Last night, Elfie and I went camping at Lake Tahoe with her 3rd grade class. It’s an end-of-the-year tradition, and even though I wasn’t that jazzed about the idea of going up without my husband, I did because she really wanted to take me, not Dad.
I don’t mean to be a wimp, but honestly, I don’t do that much stuff alone. Not anymore. I mean, when I was 23, I backpacked through a good portion of Europe by myself, so it’s not like I’ve always been completely lame. But over the last couple of decades, I’ve just gotten used to having someone around.
And camping tends to be a little “freaky” for me. When I was 21, I was camping with my then-boyfriend and another couple, and we were attacked (seriously) by a group of drunk teenagers. My friend had a Corona bottle busted across his face and had to get stitches, and my boyfriend got beaten up. Good times. So I’m a little weirded out by drunk campers (of which there were many — oddly all middle-aged and obnoxious — next to us last night).
I was also worried about this whole deal because my health sort of stinks, and whenever I expend more energy than a 90-year-old holding up her hand to call, “Bingo,” I pay for it for days. Let’s not even talk about how lousy I felt after cleaning the camper last weekend. So for this camping trip, I knew that if I had to do everything by myself, exertion wasn’t exactly an option.
Anyway, I went into this weekend like most things — knowing I’d just go balls to the wall (or ovaries to the. . . something that rhymes) because there’d be no point in getting up to the campsite and then standing around, hoping someone would help me unload stuff. Or asking for help. Or telling anyone my “issues.” One of my major disadvantages is that I look super healthy. As I like to say, “I’m deceptively unfit.” And I can usually bust out a good 48 hours of adrenaline and do just about anything. So pulling some helpless damsel-in-distress bit just confuses the hell out of everyone.
Plus I’m a little proud. Not to mention stubborn. But moving on.
Tenzin, my husband, helped us get ready, and when I was finally packed up, I realized it was a good thing he, our son, and the dog weren’t coming with us because there wouldn’t have been any space for them in the car. Camping perplexes me. I don’t know how people “pack light.” What was I supposed to get rid of? The tent? The mattress pads (no way)? Sure, I didn’t need to bring wood, the stove, and cooking stuff — we could’ve eaten cereal and sandwiches. But that would’ve been a bummer. And yes, could’ve ditched the scooter, but Elfie rode her bike like crazy.

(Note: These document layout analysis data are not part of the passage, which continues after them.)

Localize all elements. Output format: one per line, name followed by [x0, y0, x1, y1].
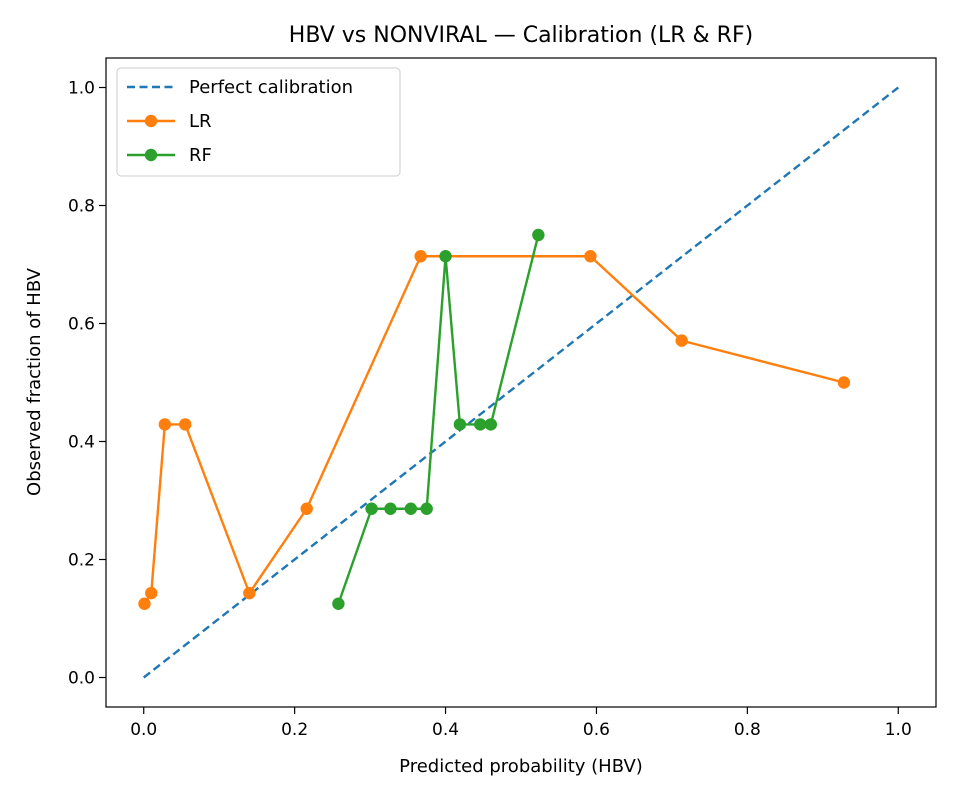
data-point-rf	[532, 228, 545, 242]
data-point-lr	[837, 376, 851, 389]
data-point-lr	[179, 418, 192, 431]
y-axis-label: Observed fraction of HBV	[24, 267, 45, 496]
data-point-lr	[584, 250, 597, 263]
series-layer	[138, 86, 900, 679]
data-point-rf	[474, 418, 487, 431]
legend-box	[116, 67, 401, 177]
chart-title: HBV vs NONVIRAL — Calibration (LR & RF)	[289, 23, 753, 48]
legend-marker-lr	[144, 114, 158, 128]
x-tick-label: 0.0	[130, 720, 157, 740]
series-line-perfect-calibration	[142, 86, 900, 679]
data-point-lr	[243, 586, 256, 600]
data-point-lr	[675, 334, 688, 347]
x-tick-label: 0.6	[583, 720, 610, 740]
legend-label-perfect-calibration: Perfect calibration	[189, 77, 353, 98]
axes-frame	[105, 57, 937, 708]
data-point-lr	[145, 586, 158, 600]
data-point-lr	[138, 597, 151, 610]
series-line-lr	[143, 255, 845, 605]
data-point-lr	[414, 250, 427, 263]
legend-marker-rf	[144, 148, 158, 162]
x-tick-label: 0.8	[734, 720, 761, 740]
data-point-rf	[439, 250, 452, 263]
data-point-rf	[384, 502, 397, 515]
data-point-rf	[420, 502, 433, 515]
data-point-rf	[453, 418, 467, 431]
legend-entries: Perfect calibration LR RF	[127, 77, 353, 166]
data-point-rf	[332, 597, 345, 610]
data-point-rf	[404, 502, 418, 515]
y-tick-label: 1.0	[68, 79, 95, 99]
y-tick-label: 0.2	[68, 551, 95, 571]
legend: Perfect calibration LR RF	[116, 67, 401, 177]
legend-label-rf: RF	[189, 145, 212, 166]
x-tick-label: 1.0	[885, 720, 912, 740]
data-point-lr	[158, 418, 172, 431]
y-tick-label: 0.4	[68, 433, 95, 453]
y-tick-label: 0.0	[68, 669, 95, 689]
ticks-layer: 0.0 0.2 0.4 0.6 0.8 1.0 0.0 0.2 0.4 0.6 0.8 1.0	[68, 79, 912, 741]
x-axis-label: Predicted probability (HBV)	[399, 756, 643, 777]
legend-label-lr: LR	[189, 111, 212, 132]
y-tick-label: 0.6	[68, 315, 95, 335]
data-point-lr	[300, 502, 313, 515]
x-tick-label: 0.2	[281, 720, 308, 740]
y-tick-label: 0.8	[68, 197, 95, 217]
data-point-rf	[365, 502, 378, 515]
x-tick-label: 0.4	[432, 720, 459, 740]
data-point-rf	[484, 418, 498, 431]
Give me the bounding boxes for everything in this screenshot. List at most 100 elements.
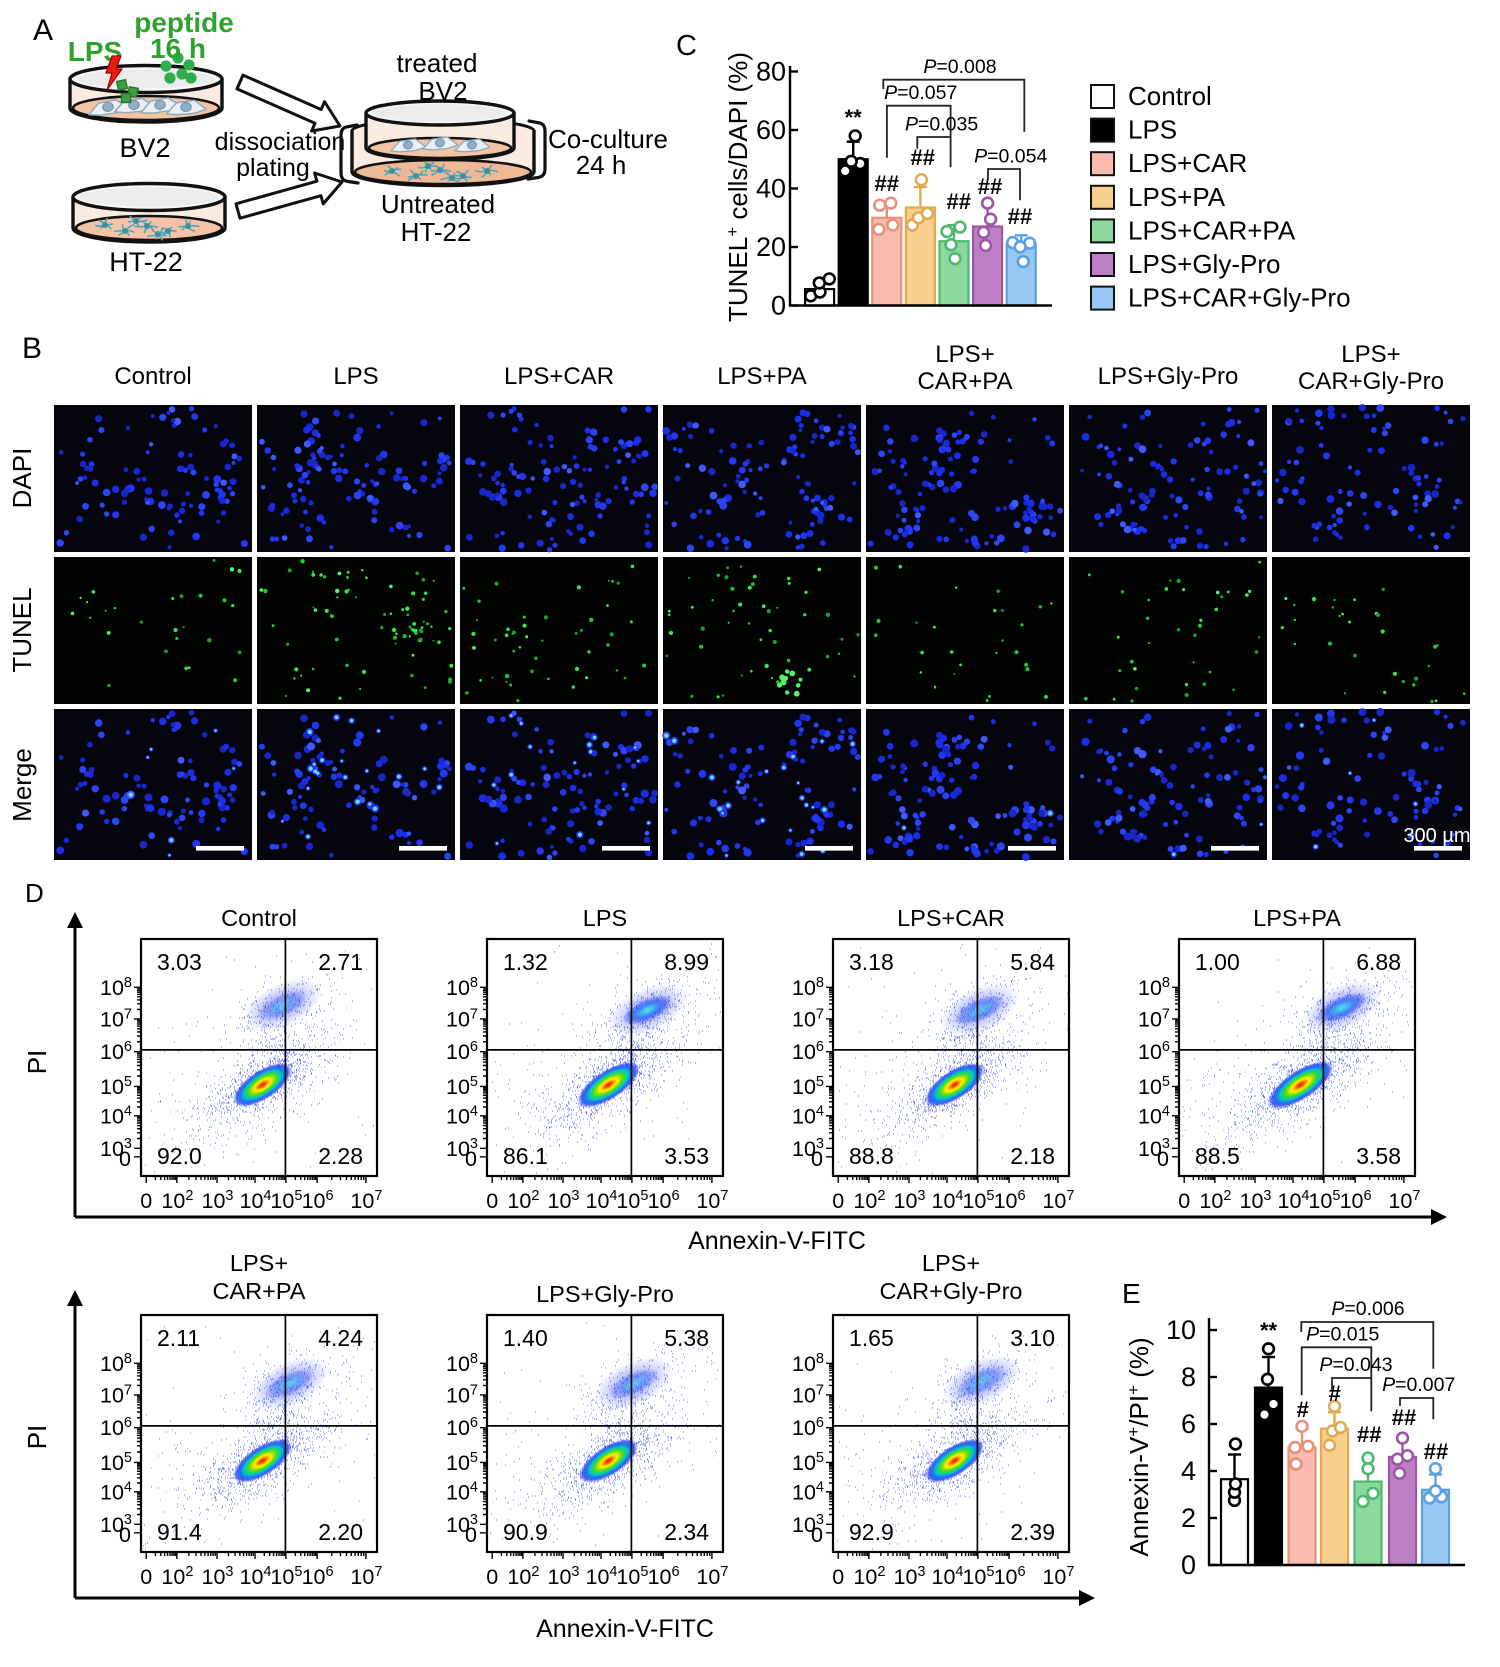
svg-text:##: ## [1424, 1439, 1448, 1464]
svg-text:8.99: 8.99 [664, 949, 709, 975]
svg-text:8: 8 [1181, 1362, 1196, 1392]
svg-text:treated: treated [397, 48, 478, 78]
svg-text:DAPI: DAPI [7, 448, 37, 509]
svg-text:0: 0 [771, 291, 786, 321]
svg-text:LPS: LPS [333, 363, 378, 390]
svg-text:102: 102 [853, 1188, 885, 1213]
svg-text:Control: Control [221, 905, 297, 931]
svg-text:104: 104 [1138, 1103, 1170, 1128]
svg-text:0: 0 [140, 1565, 152, 1589]
svg-text:##: ## [978, 174, 1002, 199]
svg-text:P=0.043: P=0.043 [1319, 1354, 1392, 1376]
svg-text:2: 2 [1181, 1503, 1196, 1533]
svg-text:Control: Control [1128, 81, 1212, 111]
svg-text:2.39: 2.39 [1010, 1519, 1055, 1545]
svg-text:5.84: 5.84 [1010, 949, 1055, 975]
svg-text:PI: PI [22, 1050, 52, 1075]
svg-text:10: 10 [1166, 1315, 1196, 1345]
svg-text:CAR+Gly-Pro: CAR+Gly-Pro [1298, 368, 1444, 395]
svg-text:107: 107 [1042, 1188, 1074, 1213]
svg-text:106: 106 [1340, 1188, 1372, 1213]
svg-text:107: 107 [792, 1382, 824, 1407]
svg-text:3.03: 3.03 [157, 949, 202, 975]
svg-text:0: 0 [119, 1147, 131, 1171]
svg-text:20: 20 [756, 232, 786, 262]
svg-text:P=0.008: P=0.008 [923, 56, 996, 78]
svg-text:##: ## [910, 145, 934, 170]
svg-text:40: 40 [756, 174, 786, 204]
svg-text:0: 0 [832, 1189, 844, 1213]
svg-text:92.9: 92.9 [849, 1519, 894, 1545]
svg-text:24 h: 24 h [576, 150, 627, 180]
svg-text:LPS+PA: LPS+PA [717, 363, 807, 390]
svg-text:0: 0 [486, 1189, 498, 1213]
svg-text:4: 4 [1181, 1456, 1196, 1486]
svg-text:LPS+Gly-Pro: LPS+Gly-Pro [1098, 363, 1239, 390]
svg-text:2.71: 2.71 [318, 949, 363, 975]
svg-text:##: ## [946, 189, 970, 214]
svg-text:LPS: LPS [583, 905, 627, 931]
svg-text:6: 6 [1181, 1409, 1196, 1439]
svg-text:3.18: 3.18 [849, 949, 894, 975]
svg-text:LPS: LPS [1128, 115, 1177, 145]
svg-text:0: 0 [140, 1189, 152, 1213]
svg-text:60: 60 [756, 115, 786, 145]
svg-text:Co-culture: Co-culture [548, 124, 668, 154]
svg-text:0: 0 [465, 1523, 477, 1547]
svg-text:2.28: 2.28 [318, 1143, 363, 1169]
svg-text:3.10: 3.10 [1010, 1325, 1055, 1351]
svg-text:91.4: 91.4 [157, 1519, 202, 1545]
svg-text:16 h: 16 h [150, 33, 206, 64]
svg-text:LPS+CAR+Gly-Pro: LPS+CAR+Gly-Pro [1128, 283, 1351, 313]
svg-text:Control: Control [114, 363, 191, 390]
svg-text:300 µm: 300 µm [1403, 825, 1470, 847]
svg-text:PI: PI [22, 1425, 52, 1450]
svg-text:2.11: 2.11 [157, 1325, 200, 1351]
svg-text:80: 80 [756, 57, 786, 87]
svg-text:2.34: 2.34 [664, 1519, 709, 1545]
svg-text:TUNEL: TUNEL [7, 587, 37, 672]
svg-text:D: D [25, 878, 44, 908]
svg-text:HT-22: HT-22 [401, 217, 472, 247]
svg-text:4.24: 4.24 [318, 1325, 363, 1351]
svg-text:#: # [1329, 1381, 1341, 1406]
svg-text:104: 104 [586, 1564, 618, 1589]
svg-text:LPS+CAR: LPS+CAR [897, 905, 1005, 931]
svg-text:LPS+Gly-Pro: LPS+Gly-Pro [1128, 249, 1280, 279]
svg-text:Merge: Merge [7, 748, 37, 822]
svg-text:**: ** [1260, 1318, 1278, 1343]
svg-text:dissociation: dissociation [215, 128, 346, 156]
svg-text:90.9: 90.9 [503, 1519, 548, 1545]
svg-text:1.65: 1.65 [849, 1325, 894, 1351]
svg-text:0: 0 [1181, 1550, 1196, 1580]
svg-text:P=0.015: P=0.015 [1306, 1324, 1379, 1346]
svg-text:B: B [22, 332, 42, 365]
svg-text:P=0.054: P=0.054 [974, 146, 1047, 168]
svg-text:88.5: 88.5 [1195, 1143, 1240, 1169]
svg-text:peptide: peptide [134, 7, 234, 38]
svg-text:LPS+PA: LPS+PA [1128, 182, 1226, 212]
svg-text:##: ## [875, 171, 899, 196]
svg-text:LPS+Gly-Pro: LPS+Gly-Pro [536, 1281, 674, 1307]
svg-text:LPS+: LPS+ [935, 341, 994, 368]
svg-text:Annexin-V-FITC: Annexin-V-FITC [688, 1227, 866, 1255]
svg-text:#: # [1297, 1397, 1309, 1422]
svg-text:3.53: 3.53 [664, 1143, 709, 1169]
svg-text:##: ## [1008, 204, 1032, 229]
svg-text:LPS+CAR+PA: LPS+CAR+PA [1128, 215, 1296, 245]
svg-text:LPS+PA: LPS+PA [1253, 905, 1341, 931]
svg-text:C: C [676, 30, 697, 62]
svg-text:1.00: 1.00 [1195, 949, 1240, 975]
svg-text:0: 0 [1178, 1189, 1190, 1213]
svg-text:LPS+CAR: LPS+CAR [504, 363, 614, 390]
svg-text:1.40: 1.40 [503, 1325, 548, 1351]
svg-text:plating: plating [236, 154, 310, 182]
svg-text:TUNEL+ cells/DAPI (%): TUNEL+ cells/DAPI (%) [723, 52, 753, 322]
svg-text:LPS+: LPS+ [922, 1250, 980, 1276]
svg-text:1.32: 1.32 [503, 949, 548, 975]
svg-text:0: 0 [486, 1565, 498, 1589]
svg-text:0: 0 [811, 1147, 823, 1171]
svg-text:Annexin-V+/PI+ (%): Annexin-V+/PI+ (%) [1124, 1337, 1154, 1556]
svg-text:102: 102 [853, 1564, 885, 1589]
svg-text:##: ## [1357, 1422, 1381, 1447]
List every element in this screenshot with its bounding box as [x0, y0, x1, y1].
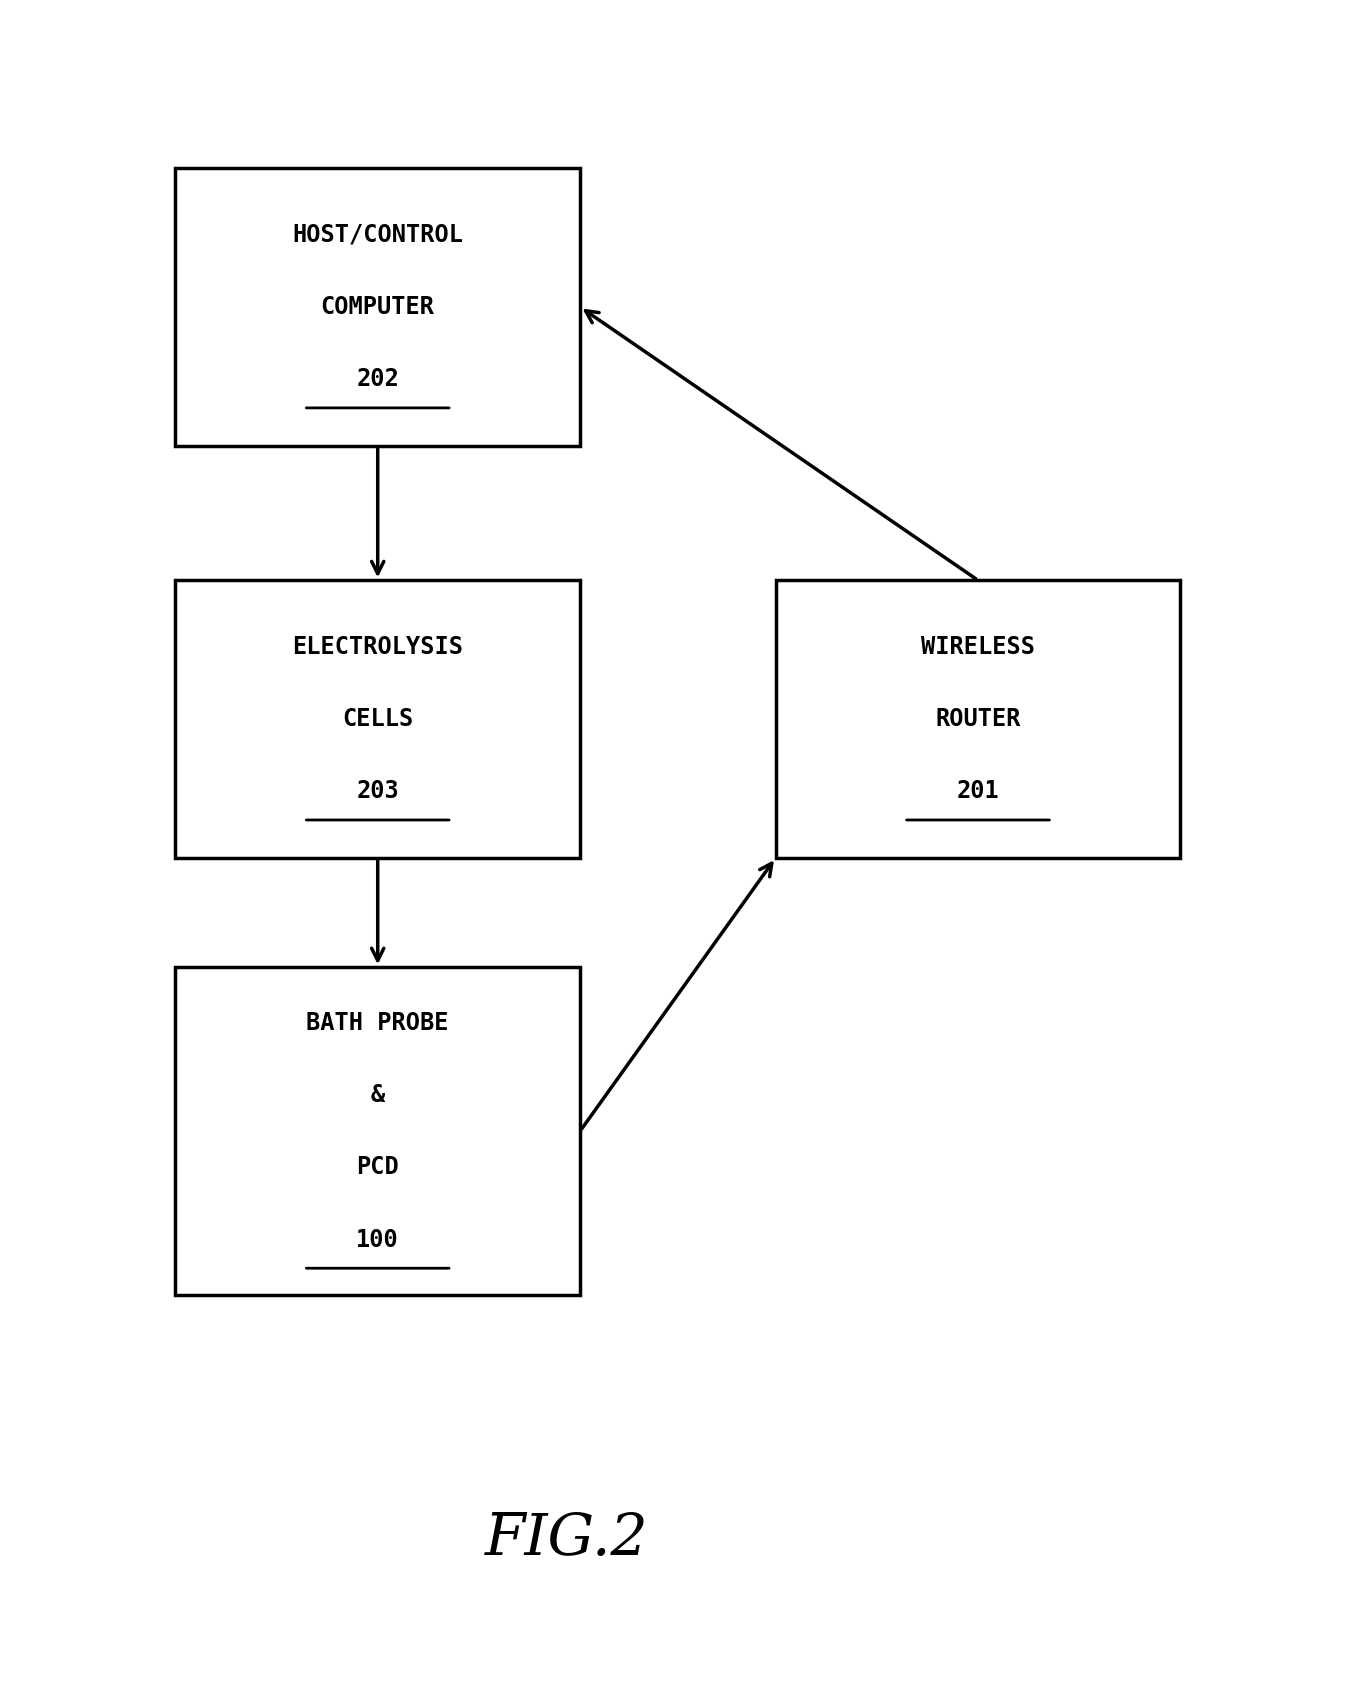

Turns out I was significantly better prepared than my peers — all dads. But to be fair, they didn’t have a camping coordinator at home to organize their trip. They helped me put up my tent, and all of the girls ended up sleeping with me (which was fine except that I had to make three escorted trips to the bathroom in the middle of the night, and there were bears — and yes, apparently there was one roaming around the campsite when we were out at 5 a.m.).
We also got “lost” on a hike through the forrest when we veered the wrong way and ended up on the far end of the campground. What’s funny and sad about this? I actually knew exactly where we were, but I didn’t want to hurt anyone’s feelings by saying, “Hey guys, we need to go this way, not that way.” Camping with people you don’t know gets so complicated…
And I cooked! I used a camp stove and made eggs, bacon, and coffee (because really, what civilized person can live without coffee). And the guys? Hell, I don’t know what they ate. I offered them stuff, but they said they were fine.
Worst part about the weekend — apart from the fact that I truly will not be able to function for the next five days — was that my phone died and I didn’t get any pictures of Elfie and me. All of our fun memories of talking in the car, playing Uno with her friends, lighting marshmallows on fire, playing with her teacher’s baby on the beach, and stopping for cookies and cream ice cream (with gummy bears on top) will have to live in our heads.
What can I say. When we rough it, we really rough it.